Patna: From humour-laced 'jumlabaazi' and twisting of abbreviations to cut-throat trading of barbs, the no-holds-barred Bihar polls saw it all even as it threw up a new lexicon of political jibes amidst a game of one- upmanship.
Curtains came down yesterday on polling for the high- stakes Assembly elections and the din and dust of the high- octave electioneering finally began to settle after the hectic campaigning by various parties.
Spread over five phases, the polls saw an amusing war of words among the various leaders who used, by turns, acerbic wit and direct attacks to pin down their opponents in the electoral arena.
The BJP-led NDA and the grand secular alliance of JD(U), RJD and Congress, the main contestants at the hustings, took the high-voltage election campaign to what has been described variously as being both a "new high" and a "new low".
Prime Minister Narendra Modi, the face of BJP and the party's star campaigner, held whirlwind poll rallies from one corner of the state to another, and delivered thundering speeches, seeking to woo the voters while inflicting maximum damage on its opponents, who termed his verbal style as mere "jumlabazi" (barb-trading).
Soon after the announcement of the election dates in early September, the daggers were drawn and pitched verbal battles ensued.
Attacking the 'Mahagathbandhan' of JD(U), RJD and Congress, BJP leaders, campaigners and Modi himself often termed the alliance 'Mahathagbandhan' or 'Mahasarthbandhan'.
The war of words was conducted on social media, too, with unflattering hashtags on Facebook and Twitter surfacing along the way.

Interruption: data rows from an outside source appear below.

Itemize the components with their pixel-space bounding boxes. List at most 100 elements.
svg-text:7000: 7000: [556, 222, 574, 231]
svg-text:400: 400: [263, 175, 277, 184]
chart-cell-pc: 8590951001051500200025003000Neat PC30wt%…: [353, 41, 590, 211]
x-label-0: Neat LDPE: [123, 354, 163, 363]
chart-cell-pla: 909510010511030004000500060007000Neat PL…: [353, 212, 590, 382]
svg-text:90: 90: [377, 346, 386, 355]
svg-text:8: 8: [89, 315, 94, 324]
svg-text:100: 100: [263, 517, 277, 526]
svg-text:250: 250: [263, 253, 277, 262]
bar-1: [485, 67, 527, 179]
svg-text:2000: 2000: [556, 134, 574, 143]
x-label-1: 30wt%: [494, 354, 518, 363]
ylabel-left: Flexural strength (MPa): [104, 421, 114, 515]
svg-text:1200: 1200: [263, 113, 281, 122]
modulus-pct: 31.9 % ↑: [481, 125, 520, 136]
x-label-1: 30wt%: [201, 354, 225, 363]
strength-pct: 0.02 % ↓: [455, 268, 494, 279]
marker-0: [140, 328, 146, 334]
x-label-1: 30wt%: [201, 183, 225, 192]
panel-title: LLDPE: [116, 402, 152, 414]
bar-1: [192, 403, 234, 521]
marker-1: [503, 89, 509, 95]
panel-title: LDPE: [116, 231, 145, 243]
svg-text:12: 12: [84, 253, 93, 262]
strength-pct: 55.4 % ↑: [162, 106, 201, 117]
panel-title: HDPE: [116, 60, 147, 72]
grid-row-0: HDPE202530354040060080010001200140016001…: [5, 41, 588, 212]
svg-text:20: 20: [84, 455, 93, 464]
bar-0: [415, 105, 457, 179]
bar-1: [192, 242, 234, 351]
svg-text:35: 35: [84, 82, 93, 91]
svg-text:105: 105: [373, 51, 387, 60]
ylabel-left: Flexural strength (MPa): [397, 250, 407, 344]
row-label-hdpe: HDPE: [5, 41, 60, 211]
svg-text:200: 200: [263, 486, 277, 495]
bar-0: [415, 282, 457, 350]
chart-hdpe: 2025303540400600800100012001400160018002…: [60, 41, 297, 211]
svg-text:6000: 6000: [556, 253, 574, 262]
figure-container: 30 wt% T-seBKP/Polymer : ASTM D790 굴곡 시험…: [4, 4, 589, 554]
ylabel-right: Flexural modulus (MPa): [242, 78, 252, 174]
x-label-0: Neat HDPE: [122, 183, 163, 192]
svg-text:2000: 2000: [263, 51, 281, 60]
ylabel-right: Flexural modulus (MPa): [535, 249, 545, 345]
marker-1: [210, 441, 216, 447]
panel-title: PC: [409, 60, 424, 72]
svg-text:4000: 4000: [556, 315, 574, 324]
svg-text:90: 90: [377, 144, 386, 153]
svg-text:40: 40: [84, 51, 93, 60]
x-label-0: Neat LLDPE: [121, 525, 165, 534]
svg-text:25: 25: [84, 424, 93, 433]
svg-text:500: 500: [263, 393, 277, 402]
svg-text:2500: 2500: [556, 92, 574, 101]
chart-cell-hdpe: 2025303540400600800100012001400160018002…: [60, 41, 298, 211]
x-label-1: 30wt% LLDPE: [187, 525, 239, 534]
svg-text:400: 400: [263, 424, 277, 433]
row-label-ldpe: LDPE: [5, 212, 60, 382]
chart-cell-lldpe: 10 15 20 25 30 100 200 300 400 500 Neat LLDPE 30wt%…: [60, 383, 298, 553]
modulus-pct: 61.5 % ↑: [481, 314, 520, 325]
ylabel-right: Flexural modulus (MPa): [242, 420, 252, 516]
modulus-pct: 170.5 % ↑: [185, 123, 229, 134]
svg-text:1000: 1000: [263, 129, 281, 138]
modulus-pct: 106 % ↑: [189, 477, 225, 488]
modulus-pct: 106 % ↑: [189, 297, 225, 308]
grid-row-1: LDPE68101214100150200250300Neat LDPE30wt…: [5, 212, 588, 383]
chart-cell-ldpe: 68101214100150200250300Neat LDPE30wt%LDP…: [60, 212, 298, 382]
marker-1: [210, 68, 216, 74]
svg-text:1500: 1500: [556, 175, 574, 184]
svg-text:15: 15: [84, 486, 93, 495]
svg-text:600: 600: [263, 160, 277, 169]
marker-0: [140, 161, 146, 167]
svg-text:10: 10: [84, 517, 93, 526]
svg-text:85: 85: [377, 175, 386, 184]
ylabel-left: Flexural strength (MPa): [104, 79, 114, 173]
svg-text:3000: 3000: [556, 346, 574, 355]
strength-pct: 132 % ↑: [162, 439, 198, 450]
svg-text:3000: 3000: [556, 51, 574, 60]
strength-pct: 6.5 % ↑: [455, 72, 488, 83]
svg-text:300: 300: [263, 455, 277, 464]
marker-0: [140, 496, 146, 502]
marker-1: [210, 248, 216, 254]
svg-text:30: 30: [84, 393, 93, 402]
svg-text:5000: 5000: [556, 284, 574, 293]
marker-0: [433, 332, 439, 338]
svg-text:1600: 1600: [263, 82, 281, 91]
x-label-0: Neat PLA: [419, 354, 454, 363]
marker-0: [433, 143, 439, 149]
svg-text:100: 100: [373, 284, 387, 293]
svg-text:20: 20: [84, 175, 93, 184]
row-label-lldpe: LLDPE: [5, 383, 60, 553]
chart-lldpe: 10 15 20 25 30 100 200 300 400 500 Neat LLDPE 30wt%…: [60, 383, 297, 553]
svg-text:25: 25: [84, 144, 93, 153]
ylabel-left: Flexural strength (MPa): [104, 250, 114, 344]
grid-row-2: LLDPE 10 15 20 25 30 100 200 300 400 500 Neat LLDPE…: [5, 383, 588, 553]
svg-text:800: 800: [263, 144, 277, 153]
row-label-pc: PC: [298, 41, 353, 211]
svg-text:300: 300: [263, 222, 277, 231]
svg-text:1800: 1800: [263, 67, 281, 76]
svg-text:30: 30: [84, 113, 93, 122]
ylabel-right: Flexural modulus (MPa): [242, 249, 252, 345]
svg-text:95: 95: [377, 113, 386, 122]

The members of the grand alliance, in retaliation, often termed BJP the 'Bharatiya Jumla Party', charging that it was fighting the elections on "hollow claims" and "negative campaigns".
As the campaign progressed, in early October, RJD supremo Lalu Prasad and BJP chief and the second-most prominent face in the polls after Modi, Amit Shah, squared off.
While Lalu called him 'narbakshi' in rallies in Patna and Jamui districts, Shah charged that the former Bihar chief minister was 'chara chor' (fodder thief), prompting the Election Commission to step in to maintain a healthy election atmosphere.
And, if Nitish Kumar made the 'Bihari vs Bahari' pitch to woo voters, Modi cleverly played on the 'jungle raj' claims to punch a hole in the opposition.